JAKARTANEWS.ID – JAKARTA: Partai Persatuan Pembangunan (PPP) menegaskan menolak revisi UU Nomor 7 Tahun 2017 tentang Pemilihan Umum (Pemilu).
Hal itu disampaikan Wakil Ketua Umum (Waketum) DPP PPP Arsul Sani kepada para awak media di Kompleks Parlemen, Senayan, Rabu (27/1/2021).
Arsul Sani mengatakan, UU Pemilu saat ini sudah didesain untuk beberapa kali pemilu. “Saya kira PPP sudah menyampaikan sikap baik ketua umum maupun ketua fraksi, pilihan pertama PPP itu tidak merevisi UU Pemilu,” kata Arsul.
Menurut Arsul, jika kembali direvisi, desain UU Pemilu yang didesain untuk jangka panjang tersebut tidak tercapai. “Karena ketika kita buat UU Pemilu yang sekarang disebut kitab UU Pemilu itu memang didesain untuk jangka panjang,” ucap Wakil Ketua MPR RI itu.
Arsul berpendapat, apabila UU Pemilu kembali direvisi maka desain UU Pemilu untuk panjang tak akan tercapai. “Nah kalau setiap pemilu kita ubah lagi Undang-undangnya, tidak tercapai dong dulu desain bahwa Undang-undang Pemilu itu yang untuk jangka panjang,” lanjutnya.
Seperti diketahui saat ini revisi UU Pemilu tengah dalam proses sinkronisasi dan harmonisasi di Badan Legislasi (Baleg) DPR RI.
Larangan Eks HTI Mencalonkan Diri Dalam Pemilu
Terkait larangan para eks anggota HTI untuk mengikuti pemilu, baik pilkada, pileg, maupun pilpres seperti termaktub dalam RUU Pemilu Pasal 182 ayat (2) huruf jj, Arsul Sani menyatakan, hal itu sebagai tindakan diskriminatif.
“Kalau menyebutkan organisasi itu akan cenderung diskriminatif,” ungkap Arsul.

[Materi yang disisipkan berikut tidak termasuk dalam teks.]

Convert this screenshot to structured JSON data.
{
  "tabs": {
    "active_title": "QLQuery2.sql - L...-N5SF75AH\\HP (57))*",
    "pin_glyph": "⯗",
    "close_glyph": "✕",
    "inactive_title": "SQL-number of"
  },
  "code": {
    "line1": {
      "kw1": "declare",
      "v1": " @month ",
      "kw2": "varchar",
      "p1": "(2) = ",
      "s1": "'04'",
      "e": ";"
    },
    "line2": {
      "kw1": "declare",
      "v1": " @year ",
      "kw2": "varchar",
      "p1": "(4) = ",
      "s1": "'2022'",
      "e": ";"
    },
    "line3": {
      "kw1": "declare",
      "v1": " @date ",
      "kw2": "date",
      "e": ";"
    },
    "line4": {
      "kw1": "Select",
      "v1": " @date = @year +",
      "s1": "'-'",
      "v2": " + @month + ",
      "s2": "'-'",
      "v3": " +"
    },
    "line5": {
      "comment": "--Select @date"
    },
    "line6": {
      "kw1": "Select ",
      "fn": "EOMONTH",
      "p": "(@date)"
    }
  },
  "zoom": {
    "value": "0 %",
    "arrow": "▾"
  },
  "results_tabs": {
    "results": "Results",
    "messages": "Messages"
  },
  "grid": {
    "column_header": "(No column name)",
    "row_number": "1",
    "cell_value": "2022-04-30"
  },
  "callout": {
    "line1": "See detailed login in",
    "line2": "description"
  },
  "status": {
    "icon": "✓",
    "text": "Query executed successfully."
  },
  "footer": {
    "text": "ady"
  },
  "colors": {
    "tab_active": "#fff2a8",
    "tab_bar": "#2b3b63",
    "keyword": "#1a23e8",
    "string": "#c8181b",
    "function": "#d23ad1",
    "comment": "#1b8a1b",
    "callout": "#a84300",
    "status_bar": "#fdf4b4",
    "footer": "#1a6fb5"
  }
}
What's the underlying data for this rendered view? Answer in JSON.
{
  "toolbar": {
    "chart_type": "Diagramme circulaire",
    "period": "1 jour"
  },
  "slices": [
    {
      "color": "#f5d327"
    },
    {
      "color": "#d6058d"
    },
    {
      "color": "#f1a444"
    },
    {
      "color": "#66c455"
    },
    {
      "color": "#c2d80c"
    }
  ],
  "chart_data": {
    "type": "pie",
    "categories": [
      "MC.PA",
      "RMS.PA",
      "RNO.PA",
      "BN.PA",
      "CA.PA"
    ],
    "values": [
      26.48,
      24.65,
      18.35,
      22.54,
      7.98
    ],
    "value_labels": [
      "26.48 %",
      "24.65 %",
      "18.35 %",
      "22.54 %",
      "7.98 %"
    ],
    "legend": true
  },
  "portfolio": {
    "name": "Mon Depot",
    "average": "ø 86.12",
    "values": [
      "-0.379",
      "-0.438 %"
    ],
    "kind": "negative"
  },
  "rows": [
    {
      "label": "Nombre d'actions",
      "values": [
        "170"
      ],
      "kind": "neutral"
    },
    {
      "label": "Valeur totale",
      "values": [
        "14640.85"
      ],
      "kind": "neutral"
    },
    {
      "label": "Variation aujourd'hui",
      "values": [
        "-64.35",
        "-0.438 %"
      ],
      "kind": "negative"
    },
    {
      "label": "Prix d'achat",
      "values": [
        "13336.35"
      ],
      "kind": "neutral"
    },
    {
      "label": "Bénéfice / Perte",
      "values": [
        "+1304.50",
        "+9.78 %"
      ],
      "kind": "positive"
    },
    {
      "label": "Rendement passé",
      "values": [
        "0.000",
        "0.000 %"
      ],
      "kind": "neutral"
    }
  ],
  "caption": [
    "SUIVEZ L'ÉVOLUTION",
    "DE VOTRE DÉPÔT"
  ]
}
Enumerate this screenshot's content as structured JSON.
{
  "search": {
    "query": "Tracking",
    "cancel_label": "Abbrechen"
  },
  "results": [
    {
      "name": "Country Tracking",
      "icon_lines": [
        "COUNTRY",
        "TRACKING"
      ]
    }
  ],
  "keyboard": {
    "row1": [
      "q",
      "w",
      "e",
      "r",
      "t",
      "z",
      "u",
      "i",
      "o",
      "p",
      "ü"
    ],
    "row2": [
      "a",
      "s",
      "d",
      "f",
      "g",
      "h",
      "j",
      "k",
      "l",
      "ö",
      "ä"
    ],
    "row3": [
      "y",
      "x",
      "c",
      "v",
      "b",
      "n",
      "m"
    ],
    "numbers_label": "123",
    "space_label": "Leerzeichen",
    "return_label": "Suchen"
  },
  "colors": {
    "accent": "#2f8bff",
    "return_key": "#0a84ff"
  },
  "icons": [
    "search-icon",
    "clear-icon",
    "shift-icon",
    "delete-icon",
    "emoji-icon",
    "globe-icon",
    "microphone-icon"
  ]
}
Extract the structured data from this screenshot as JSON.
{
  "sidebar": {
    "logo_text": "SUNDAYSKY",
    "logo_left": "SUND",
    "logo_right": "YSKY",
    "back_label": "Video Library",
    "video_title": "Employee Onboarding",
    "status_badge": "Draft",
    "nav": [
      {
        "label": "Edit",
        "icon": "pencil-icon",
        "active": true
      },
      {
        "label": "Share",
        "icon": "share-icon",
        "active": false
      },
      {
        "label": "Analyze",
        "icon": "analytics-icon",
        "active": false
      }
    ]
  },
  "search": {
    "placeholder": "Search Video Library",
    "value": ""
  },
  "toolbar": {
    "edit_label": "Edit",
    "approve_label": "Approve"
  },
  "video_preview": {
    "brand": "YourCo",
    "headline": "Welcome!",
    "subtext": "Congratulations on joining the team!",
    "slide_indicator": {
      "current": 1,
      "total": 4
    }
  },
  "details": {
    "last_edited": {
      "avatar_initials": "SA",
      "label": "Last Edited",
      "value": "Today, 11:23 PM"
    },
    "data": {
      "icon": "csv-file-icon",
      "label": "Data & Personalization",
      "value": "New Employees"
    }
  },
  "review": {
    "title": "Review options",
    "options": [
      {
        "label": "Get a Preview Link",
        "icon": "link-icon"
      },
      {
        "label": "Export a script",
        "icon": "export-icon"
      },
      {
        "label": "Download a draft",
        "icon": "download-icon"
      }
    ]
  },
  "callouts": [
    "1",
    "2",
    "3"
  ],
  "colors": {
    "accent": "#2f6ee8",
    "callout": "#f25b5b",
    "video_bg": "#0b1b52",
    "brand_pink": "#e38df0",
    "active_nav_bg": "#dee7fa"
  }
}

Arsul Sani menuturkan, apabila seorang warga negara Indonesia (WNI) tidak mengakui 4 konsensus bernegara, yakni: Pancasila, UUD’45, Bhinneka Tunggal Ika, dan NKRI seperti yang selama ini dianut HTI, maka perlu dipertanyakan kewarganegaraannya.
“Ya memang kan begini kalau orang itu tidak mau mengakui dan menerima 4 konsensus bernegara kita ya menurut saya memang haknya sebagai warga negara juga harus dipertanyakan, apa dia masih pantas jadi WNI atau tidak,” tutur mantan Sekjen DPP PPP ini.
Arsul mendesak, tidak perlu nama organisasi seperti HTI dicantumkan dalam RUU Pemilu nantinya. “Hanya jangan disebut nama karena itu di masa depan dapat berkembang nama apapun organisasinya dan dari kelompok apapun,” tukasnya.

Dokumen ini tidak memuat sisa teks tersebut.